3. All the matters in this paragraph to this point were touched upon by Jones in his 9 October and 18 November letters to JM (q.v.). “Kinlock” was Francis Kinloch (1755–1826), a delegate in Congress from South Carolina. On 22 February 1781 he married John Walker’s daughter Mildred (H. D. Bull, “Kinloch of South Carolina,” South Carolina Historical and Genealogical Magazine, XLVI [1945], 65–67).
4. The Virginia delegates’ letter to Jefferson, inclosing a copy of Connecticut’s land-cession proposal, has not been found; nor is any reference made to the matter in the journal of the October session of the House of Delegates. In October 1780 the legislature of Connecticut offered to cede to the United States all of its ungranted territory lying west of the so-called Susquehanna Company Purchase within the bounds of Pennsylvania, as defined by the Connecticut charter. Tacitly included in the offer was a transfer by Connecticut of its acrimonious boundary dispute with Pennsylvania to the United States. This circumstance and also the fact that the issue could hardly be isolated from the much larger problems of western land cessions and the Vermont lands probably explain why Connecticut’s offer was not formally laid before Congress until 31 January 1781 (above, Motion regarding the Western Lands, 6 September 1780, editorial note; Resolutions respecting Vermont Lands, 16 September 1780, editorial note; Journals of the Continental Congress, XIX, 99–100).
5. See Jameson to JM, 4 November, n. 3, and 18 November 1780, n. 10.
6. See JM to Pendleton, 7 November 1780, n. 7. Hurricanes devastated many of the islands between 3 and 16 October.

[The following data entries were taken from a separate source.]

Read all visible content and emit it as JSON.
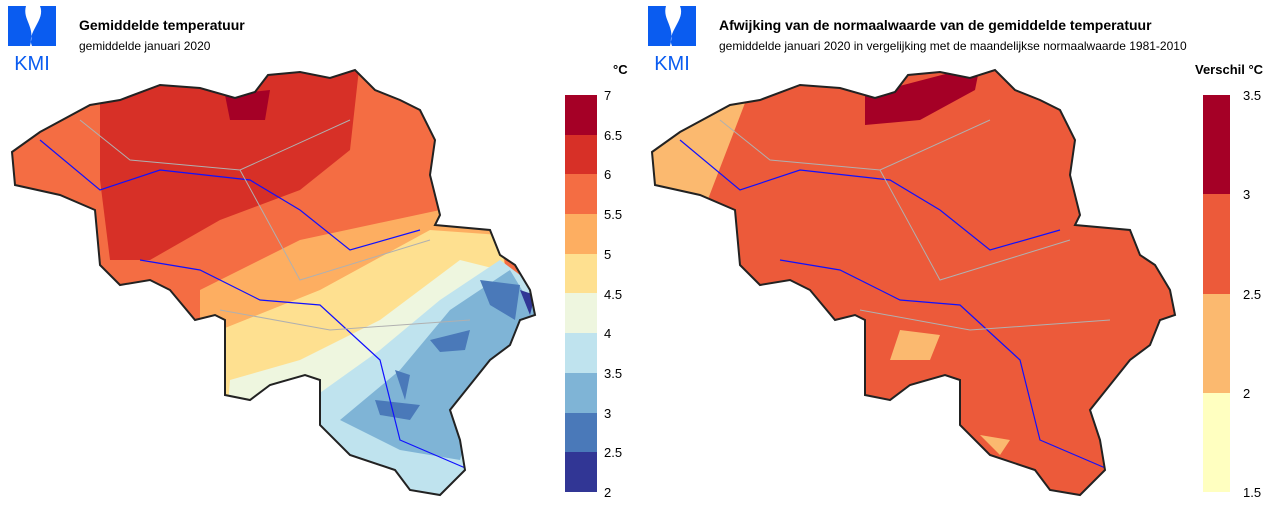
{
  "logo_text": "KMI",
  "brand_color": "#0a5cf0",
  "left": {
    "title": "Gemiddelde temperatuur",
    "subtitle": "gemiddelde januari 2020",
    "unit": "°C",
    "legend": {
      "ticks": [
        "7",
        "6.5",
        "6",
        "5.5",
        "5",
        "4.5",
        "4",
        "3.5",
        "3",
        "2.5",
        "2"
      ],
      "colors": [
        "#a50026",
        "#d73027",
        "#f46d43",
        "#fdae61",
        "#fee090",
        "#eef6df",
        "#bfe3ee",
        "#7fb4d6",
        "#4a79b9",
        "#313695"
      ]
    }
  },
  "right": {
    "title": "Afwijking van de normaalwaarde van de gemiddelde temperatuur",
    "subtitle": "gemiddelde januari 2020 in vergelijking met de maandelijkse normaalwaarde 1981-2010",
    "unit": "Verschil °C",
    "legend": {
      "ticks": [
        "3.5",
        "3",
        "2.5",
        "2",
        "1.5"
      ],
      "colors": [
        "#a50026",
        "#ec5a3a",
        "#fbb96f",
        "#ffffc0"
      ]
    }
  }
}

For contemporary descriptions of the destruction, see Pennsylvania Packet (Philadelphia), 5, 6, and 23 December 1780, and J. Dodsley’s Annual Register … for 1780, pp. 292–98.

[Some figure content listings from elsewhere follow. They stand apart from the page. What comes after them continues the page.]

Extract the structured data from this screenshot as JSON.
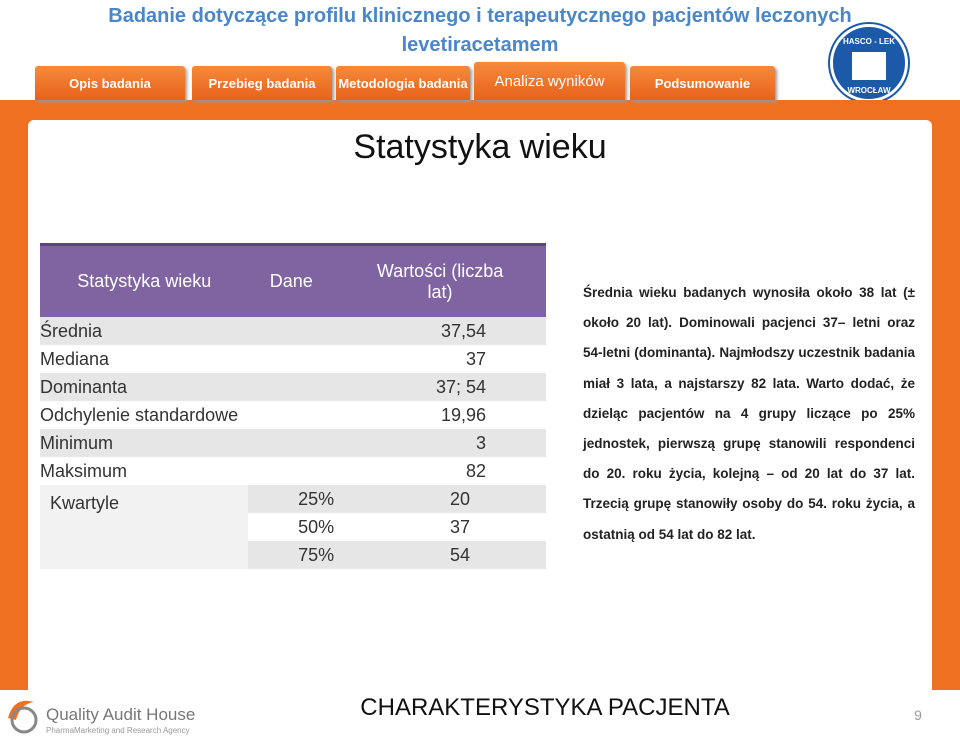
{
  "header": {
    "title": "Badanie dotyczące profilu klinicznego i terapeutycznego pacjentów leczonych levetiracetamem",
    "logo": {
      "top": "HASCO - LEK",
      "bottom": "WROCŁAW"
    }
  },
  "tabs": [
    "Opis badania",
    "Przebieg badania",
    "Metodologia badania",
    "Analiza wyników",
    "Podsumowanie"
  ],
  "slide_title": "Statystyka wieku",
  "table": {
    "headers": [
      "Statystyka wieku",
      "Dane",
      "Wartości (liczba lat)"
    ],
    "rows": [
      [
        "Średnia",
        "37,54"
      ],
      [
        "Mediana",
        "37"
      ],
      [
        "Dominanta",
        "37; 54"
      ],
      [
        "Odchylenie standardowe",
        "19,96"
      ],
      [
        "Minimum",
        "3"
      ],
      [
        "Maksimum",
        "82"
      ]
    ],
    "quartiles": {
      "label": "Kwartyle",
      "rows": [
        [
          "25%",
          "20"
        ],
        [
          "50%",
          "37"
        ],
        [
          "75%",
          "54"
        ]
      ]
    }
  },
  "paragraph": "Średnia wieku badanych wynosiła około 38 lat (± około 20 lat). Dominowali pacjenci 37– letni oraz 54-letni (dominanta). Najmłodszy uczestnik badania miał 3 lata, a najstarszy 82 lata. Warto dodać, że dzieląc pacjentów na 4 grupy liczące po 25% jednostek, pierwszą grupę stanowili respondenci do 20. roku życia, kolejną – od 20 lat do 37 lat. Trzecią grupę stanowiły osoby do 54. roku życia, a ostatnią od 54 lat do 82 lat.",
  "footer": {
    "brand": "Quality Audit House",
    "tagline": "PharmaMarketing and Research Agency",
    "section": "CHARAKTERYSTYKA PACJENTA",
    "page": "9"
  }
}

7. See JM to Jones, 21 November 1780. On that day a group of Philadelphia businessmen under the chairmanship of John Bayard, speaker of the Assembly, resolved to maintain 75 to 1 as the commercial exchange rate between continental currency and hard money and to brand as a “disaffected and dangerous person” anyone who insisted on a higher premium for specie (Pennsylvania Packet, 21 November and 11 December 1780). Some critics, however, believed that, but for the protests of the delegates to Congress and of the Pennsylvania Assembly, these same merchants would at once have “Doubled the Specie prices of their Articles” (Pennsylvania Journal [Philadelphia], 22 November 1780; , V, 473).